How can rsync work on a host without shell access? 🤔
And SFTP, SCP, BorgBackup…
April 9, 2022
And SFTP, SCP, BorgBackup…
April 9, 2022
It does not. But sometimes, hosting providers use a trick so that you don’t have shell access but rsync thinks it does…
I use a Hetzner storage box for my backups.

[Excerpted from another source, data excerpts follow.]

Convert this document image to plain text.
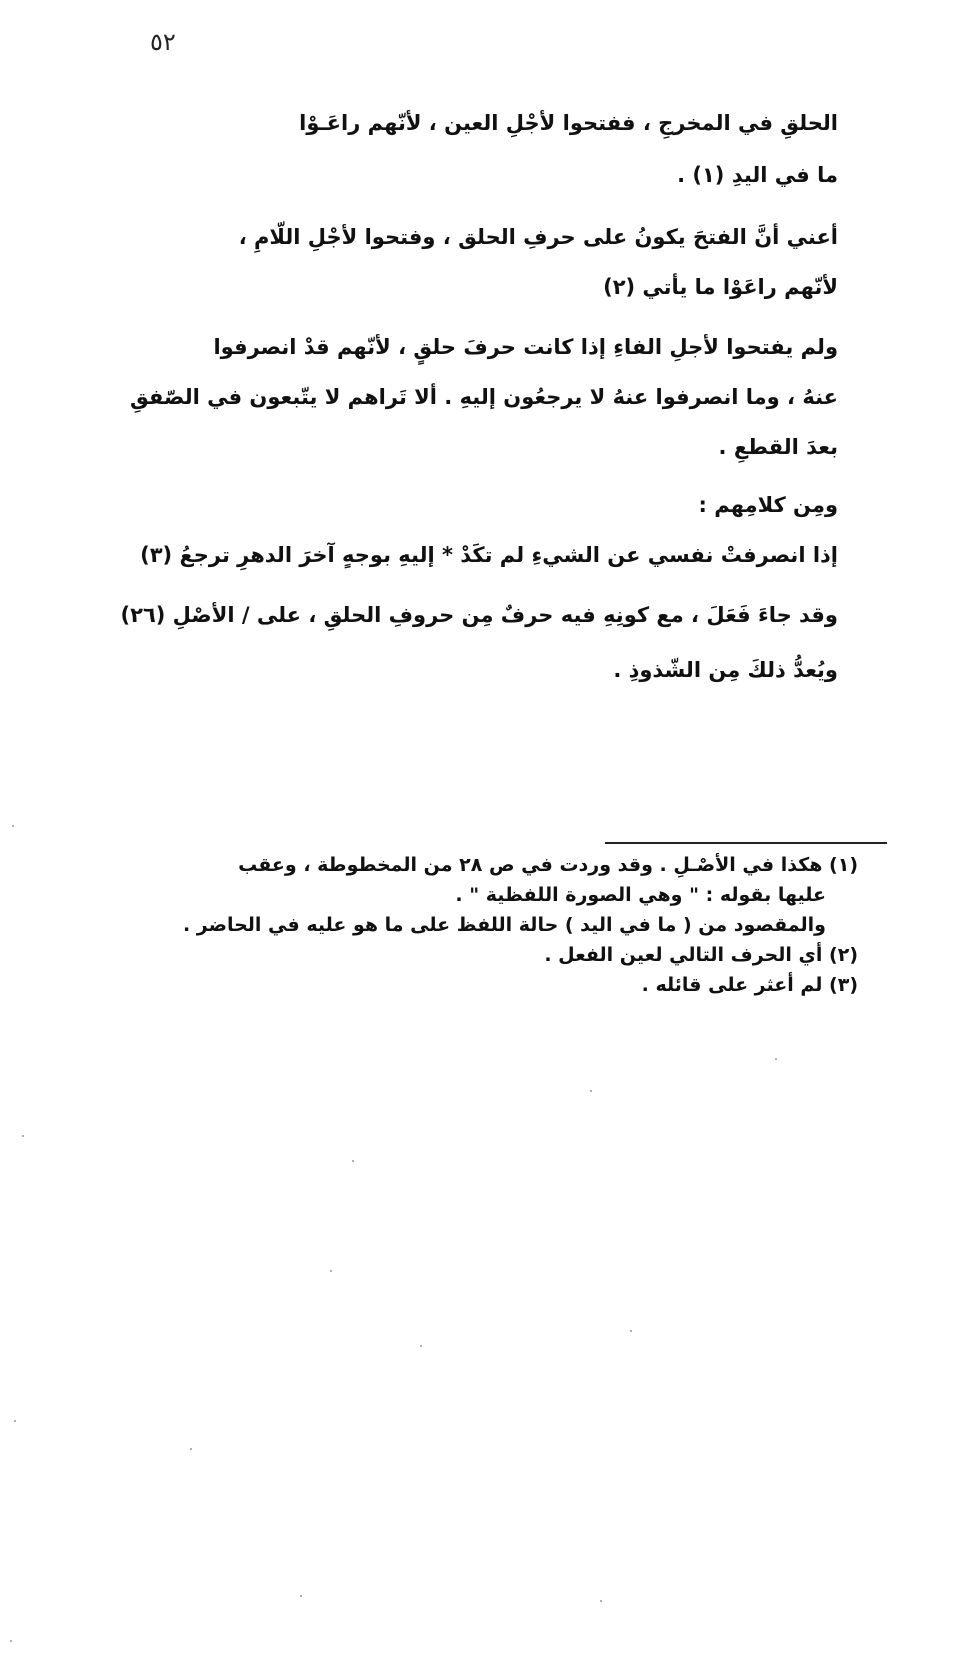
٥٢
الحلقِ في المخرجِ ، ففتحوا لأجْلِ العين ، لأنّهم راعَـوْا
ما في اليدِ (١) .
أعني أنَّ الفتحَ يكونُ على حرفِ الحلق ، وفتحوا لأجْلِ اللّامِ ،
لأنّهم راعَوْا ما يأتي (٢)
ولم يفتحوا لأجلِ الفاءِ إذا كانت حرفَ حلقٍ ، لأنّهم قدْ انصرفوا
عنهُ ، وما انصرفوا عنهُ لا يرجعُون إليهِ . ألا تَراهم لا يتّبعون في الصّفقِ
بعدَ القطعِ .
ومِن كلامِهم :
إذا انصرفتْ نفسي عن الشيءِ لم تكَدْ * إليهِ بوجهٍ آخرَ الدهرِ ترجعُ (٣)
وقد جاءَ فَعَلَ ، مع كونِهِ فيه حرفٌ مِن حروفِ الحلقِ ، على / الأصْلِ (٢٦)
ويُعدُّ ذلكَ مِن الشّذوذِ .
(١) هكذا في الأصْـلِ . وقد وردت في ص ٢٨ من المخطوطة ، وعقب
عليها بقوله : " وهي الصورة اللفظية " .
والمقصود من ( ما في اليد ) حالة اللفظ على ما هو عليه في الحاضر .
(٢) أي الحرف التالي لعين الفعل .
(٣) لم أعثر على قائله .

They have a super competitive offer that can get you 1 TB of storage for €2.90 per month, or 5 TB for €9.90!
On their features page they list they support a number of protocols, including SFTP, SCP, BorgBackup, and rsync over SSH.
All of those protocols happen over a SSH connection, yet Hetzner doesn’t give us SSH access to the box:
$ ssh u123456@u123456.your-storagebox.de
PTY allocation request failed on channel 0
+-------------------------------------------------------------------------------+
| Your authentication works but we do not support interactive logins. |
| For more information on how to access your Storage Box please check our Docs: |
| https://docs.hetzner.com/robot/storage-box/access/access-ssh-rsync-borg |
+-------------------------------------------------------------------------------+
Connection to u123456.your-storagebox.de closed.
Let’s assume the following ~/.ssh/config
for further commands for
simplicity, so that we can just ssh hetzner
:
Host hetzner
HostName u123456.your-storagebox.de
User u123456
While interactive SSH is not allowed, we can try running a command directly:
$ ssh hetzner ls
file1
file2
file3
Interesting. What other commands do they allow?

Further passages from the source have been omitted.